Whose Seat Is Hotter Entering 2014: Brady Hoke or Will Muschamp?
July 18, 2014
Will Muschamp didn’t hide from the questions. Quite the contrary.
Florida’s embattled head coach dove right in before a reporter could even bring up the topic.
“There will be a lot of chatter about hot seat business,” Muschamp said in his opening remarks at this week’s SEC media days in Hoover, Ala. “That’s part of it. The way you combat that is having a winning football team and winning football games, which is what we're going to do.”
Muschamp knows his seat is plenty warm. After the way 2013 went, how can he avoid it?
The Gators suffered through an injury-riddled season and slipped from 11-2 in 2012 to 4-8, the program’s first losing record since 1979, capped by an embarrassing home loss to then-FCS team Georgia Southern.
It vaulted Muschamp onto one of the hottest seats in college football, although he said, “There was never any time in my mind that I didn’t think I would be retained,” according to an ASAP Sports transcript of his remarks.
There are some parallels between Muschamp and another fourth-year coach: Michigan’s Brady Hoke.
Both are entering their fourth season at football-hungry powerhouses.
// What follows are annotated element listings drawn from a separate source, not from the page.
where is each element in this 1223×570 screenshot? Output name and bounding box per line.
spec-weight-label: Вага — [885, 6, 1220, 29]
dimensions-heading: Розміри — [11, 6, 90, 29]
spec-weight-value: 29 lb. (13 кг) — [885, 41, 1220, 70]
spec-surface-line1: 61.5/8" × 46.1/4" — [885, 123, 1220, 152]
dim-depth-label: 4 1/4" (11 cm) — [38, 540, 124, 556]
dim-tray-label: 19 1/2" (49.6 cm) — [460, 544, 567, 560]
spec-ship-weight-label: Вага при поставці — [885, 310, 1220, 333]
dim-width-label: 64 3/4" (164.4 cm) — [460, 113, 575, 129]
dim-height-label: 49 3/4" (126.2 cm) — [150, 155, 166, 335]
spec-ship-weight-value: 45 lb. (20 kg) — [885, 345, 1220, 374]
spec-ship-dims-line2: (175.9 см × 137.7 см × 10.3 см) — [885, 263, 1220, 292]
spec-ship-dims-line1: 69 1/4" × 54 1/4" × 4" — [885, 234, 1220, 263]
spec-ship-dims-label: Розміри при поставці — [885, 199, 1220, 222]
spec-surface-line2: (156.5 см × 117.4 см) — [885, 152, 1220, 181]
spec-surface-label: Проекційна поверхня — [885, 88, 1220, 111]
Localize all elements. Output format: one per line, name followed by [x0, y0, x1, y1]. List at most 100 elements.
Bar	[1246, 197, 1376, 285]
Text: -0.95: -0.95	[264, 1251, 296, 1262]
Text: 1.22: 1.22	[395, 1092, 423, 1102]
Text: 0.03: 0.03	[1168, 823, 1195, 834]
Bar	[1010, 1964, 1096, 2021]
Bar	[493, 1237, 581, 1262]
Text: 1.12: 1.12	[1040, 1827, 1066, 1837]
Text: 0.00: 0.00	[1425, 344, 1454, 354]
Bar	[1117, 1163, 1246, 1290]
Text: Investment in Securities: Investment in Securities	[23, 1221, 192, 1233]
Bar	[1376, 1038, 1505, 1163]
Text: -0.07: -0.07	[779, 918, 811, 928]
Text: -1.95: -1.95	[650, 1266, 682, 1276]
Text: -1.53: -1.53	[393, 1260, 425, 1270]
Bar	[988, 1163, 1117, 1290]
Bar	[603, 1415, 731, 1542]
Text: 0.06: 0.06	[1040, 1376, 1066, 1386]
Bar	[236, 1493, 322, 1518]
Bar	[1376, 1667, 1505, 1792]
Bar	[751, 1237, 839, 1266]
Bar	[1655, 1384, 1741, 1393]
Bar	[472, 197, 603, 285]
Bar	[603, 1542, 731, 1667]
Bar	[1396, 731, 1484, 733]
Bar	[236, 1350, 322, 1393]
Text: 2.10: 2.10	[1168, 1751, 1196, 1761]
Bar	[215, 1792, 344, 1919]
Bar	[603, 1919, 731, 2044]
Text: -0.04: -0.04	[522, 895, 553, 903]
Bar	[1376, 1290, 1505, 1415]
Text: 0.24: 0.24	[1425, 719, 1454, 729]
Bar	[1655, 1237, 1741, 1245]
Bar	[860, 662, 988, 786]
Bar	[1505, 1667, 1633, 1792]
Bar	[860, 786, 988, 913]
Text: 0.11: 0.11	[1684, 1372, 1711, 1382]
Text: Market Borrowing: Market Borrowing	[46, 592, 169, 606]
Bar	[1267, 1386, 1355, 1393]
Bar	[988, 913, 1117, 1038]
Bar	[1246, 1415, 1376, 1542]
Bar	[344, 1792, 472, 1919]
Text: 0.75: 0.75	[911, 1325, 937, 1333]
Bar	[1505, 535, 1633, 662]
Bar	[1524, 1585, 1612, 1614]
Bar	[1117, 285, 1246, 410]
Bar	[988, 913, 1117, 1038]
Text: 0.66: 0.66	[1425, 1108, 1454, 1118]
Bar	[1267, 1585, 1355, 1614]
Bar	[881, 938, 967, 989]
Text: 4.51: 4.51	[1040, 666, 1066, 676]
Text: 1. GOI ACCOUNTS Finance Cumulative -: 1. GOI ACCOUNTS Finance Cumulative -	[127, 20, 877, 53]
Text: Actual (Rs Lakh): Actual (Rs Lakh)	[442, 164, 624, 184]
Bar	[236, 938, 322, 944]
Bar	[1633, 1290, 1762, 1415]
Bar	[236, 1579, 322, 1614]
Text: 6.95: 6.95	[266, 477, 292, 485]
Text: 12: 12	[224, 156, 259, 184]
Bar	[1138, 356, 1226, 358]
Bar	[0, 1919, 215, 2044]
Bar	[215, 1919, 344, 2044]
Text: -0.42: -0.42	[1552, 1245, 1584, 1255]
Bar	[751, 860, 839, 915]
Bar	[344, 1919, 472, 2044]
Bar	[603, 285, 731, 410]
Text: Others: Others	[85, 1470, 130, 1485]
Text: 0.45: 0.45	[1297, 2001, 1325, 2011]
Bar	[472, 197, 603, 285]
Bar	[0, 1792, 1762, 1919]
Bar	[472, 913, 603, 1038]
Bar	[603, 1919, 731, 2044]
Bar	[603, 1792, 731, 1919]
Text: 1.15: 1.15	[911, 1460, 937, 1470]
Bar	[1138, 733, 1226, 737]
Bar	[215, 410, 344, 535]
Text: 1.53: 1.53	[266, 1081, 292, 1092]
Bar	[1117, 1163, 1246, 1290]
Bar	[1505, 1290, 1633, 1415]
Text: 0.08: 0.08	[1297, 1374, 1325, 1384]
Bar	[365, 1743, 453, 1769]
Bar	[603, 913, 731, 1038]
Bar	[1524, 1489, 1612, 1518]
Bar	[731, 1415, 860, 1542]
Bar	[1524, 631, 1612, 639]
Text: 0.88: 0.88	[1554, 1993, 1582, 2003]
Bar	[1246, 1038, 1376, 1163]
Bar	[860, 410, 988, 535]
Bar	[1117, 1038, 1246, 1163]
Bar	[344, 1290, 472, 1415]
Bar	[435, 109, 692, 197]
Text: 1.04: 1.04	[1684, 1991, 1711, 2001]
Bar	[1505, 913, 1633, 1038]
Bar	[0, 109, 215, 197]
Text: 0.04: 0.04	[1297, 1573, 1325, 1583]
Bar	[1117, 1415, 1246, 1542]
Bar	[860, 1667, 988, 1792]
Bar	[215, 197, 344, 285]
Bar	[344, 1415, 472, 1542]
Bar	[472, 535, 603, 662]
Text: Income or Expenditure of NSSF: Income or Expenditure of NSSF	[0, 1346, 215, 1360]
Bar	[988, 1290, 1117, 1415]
Both are entering it with a new offensive coordinator following an offseason move designed to kick a sputtering scheme into high gear.
Both own an 11-2 season with their respective programs, and both are facing pressure to win this fall.
However, it is difficult to imagine a scenario where Hoke’s seat could be considered hotter than Muschamp’s.
Muschamp might have this fall’s hottest seat in college football.

How does he change that?
Just win, baby.
“Control the controllable is always what I've said,” he said. “Control the things you can control. I haven't always practiced it, but try and just control the things I can control. That's coaching our football team, developing our football team.”
He hopes Kurt Roper’s offensive mind will help, too. Muschamp showed offensive coordinator Brent Pease the door following the 2013 season and replaced him with Roper, whose uptempo, spread-it-out system helped Duke to an ACC Coastal Division title and a Chick-fil-A Bowl berth. The Blue Devils averaged 426.1 yards per game (47th nationally) and 32.8 points per game (41st nationally).
Florida, meanwhile, struggled mightily after quarterback Jeff Driskel suffered a season-ending broken leg in the team's third game against Tennessee. The Gators lost 15 players to season-ending injuries, including Driskel and tailback Matt Jones. Florida finished No. 113 nationally in total offense (316.7 YPG), No. 113 nationally in scoring offense (18.8 PPG) and No. 107 in passing offense (170.9 YPG).
“We needed to make some changes on offense,” Muschamp said. “I felt like our kids had lost confidence in some things we were doing offensively.”
Using Roper’s shotgun-based system, he said, fits Driskel and an offense that includes talented receivers like Quinton Dunbar, Andre Debose (who missed last season with a torn ACL) and sophomores Chris Thompson and DeMarcus Robinson better than Pease’s system did.

“To utilize (Driskel’s) athleticism and space, some of the things he's able to do athletically is going to benefit him and us,” Muschamp said.
In Ann Arbor, Hoke hopes former Alabama offensive coordinator Doug Nussmeier can inject life into the Wolverines offense.
Michigan had no offensive balance in a 7-6 season that finished on a 1-5 skid: Former offensive coordinator Al Borges’ system mustered only 125.7 yards of rushing offense per game, No. 102 nationally.
Nussmeier piloted a balanced offense at Alabama that averaged 454.1 yards of total offense per game (248.5 passing and 205.6 rushing).
He knows balance and positive plays will be keys at Michigan this fall for an offense expected to be piloted by senior quarterback Devin Gardner. The Wolverines return three starters from last fall’s leaky offensive line but lose tackle Taylor Lewan, an NFL first-round pick. He told MLive.com that negative plays can’t happen.
The first thing we have to do is we have to take care of the football, and the second thing, which was a major concern last season, is that we've got to secure the line of scrimmage. We can't have loss yardage running plays, we can't have sacks.
Michigan is placed in the tougher of the Big Ten’s revamped division format, with Ohio State, Michigan State and Penn State. Regardless, Muschamp’s seat appears to be hotter. Hoke has yet to have a losing season at the Wolverines’ helm, something that Muschamp can’t say.
Yahoo! Sports columnist Pat Forde wrote that anything less than an SEC East title could call Muschamp’s job into question. That won’t be easy. The Gators face Alabama and LSU from the SEC West, although they do host LSU, South Carolina and Missouri while traveling to Tennessee and playing Georgia in the teams’ annual neutral-site showdown.
“I got a lot of confidence in this team and staff,” Muschamp said. “This is probably the most complete team we've had since I've been at the University of Florida in all three phases.”
He'd better be right, or Florida could be looking for a new coach come early December.